This is exactly what your school should be teaching you. This is literally the crux of practicing medicine - people come in with stories and you have to figure out what’s going on. Are you at a US medical school?
In a nutshell, my standardized test approach is to read the last sentence of a question first and then skim the answer choices. I do this to know what kind of question it is - diagnosis, next step, random factoid, etc - and then the answers broadly tell me the scope and subject area (ie. if I see five diffferent heart conditions I know what system I’m looking at, or if I see a mix of heart and lung and renal then I know my job is to distinguish them).
For a diagnosis question you are looking for clues. Already from your prompt I know it’s a 26 year old male so I’ve excluded all GYN problems and most diseases of older adults. This question is most likely going to be looking for an acute infectious issue, surgical issue (appy, Chole, hernia, torsion), trauma, or congenital issue of some sort. The answer choices would quickly narrow down what I’m looking for.
If it’s a trauma then they have to give you enough info to distinguish the different injuries listed. They can give you an X-ray, physical exam findings, and of course the history for mechanism of injury can all help point you toward the answer.

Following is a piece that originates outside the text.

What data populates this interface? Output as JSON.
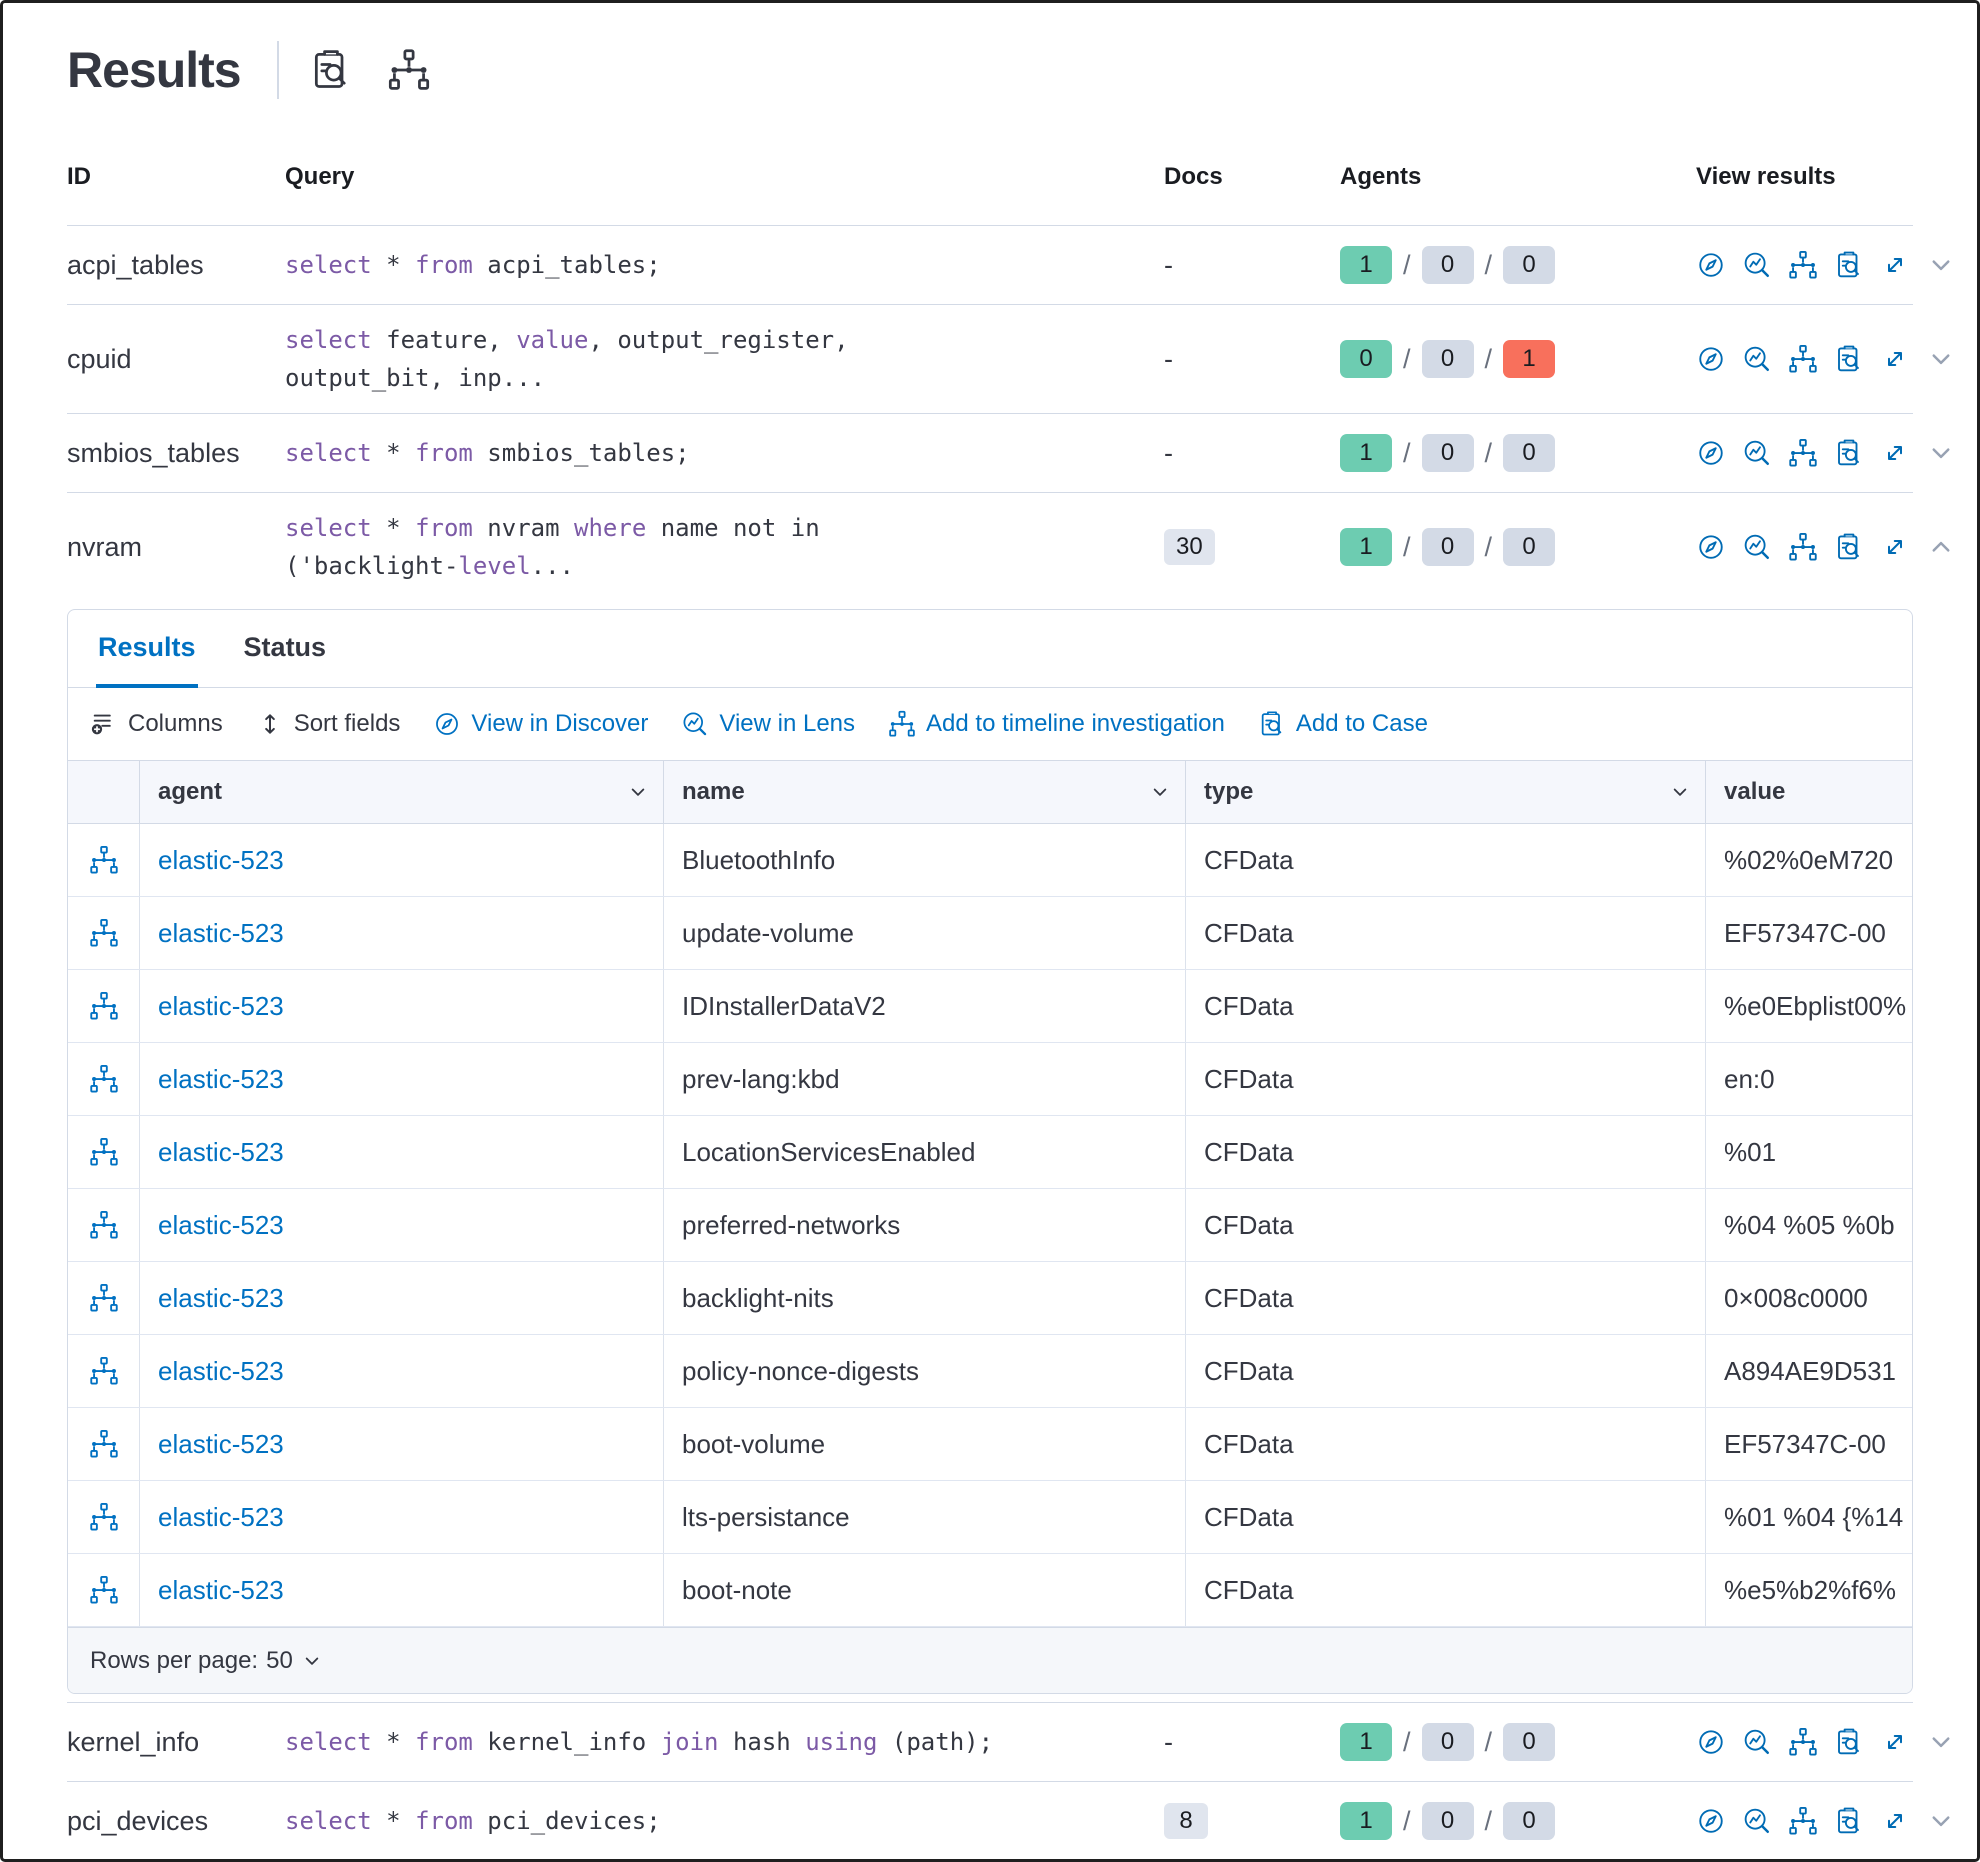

It’ll be descriptions of various tests and you’ll have to understand the anatomy and exam well enough to figure out which thing is broken or torn.
Step 1 is much more focused on your knowledge of basic sciences so the trauma question may actually be designed to test your knowledge of upper extremity anatomy. The infectious one may be looking to test your understanding of the microbiology of common pathogens. Regardless, it’s still a matter of you looking for clues and ruling things in or out.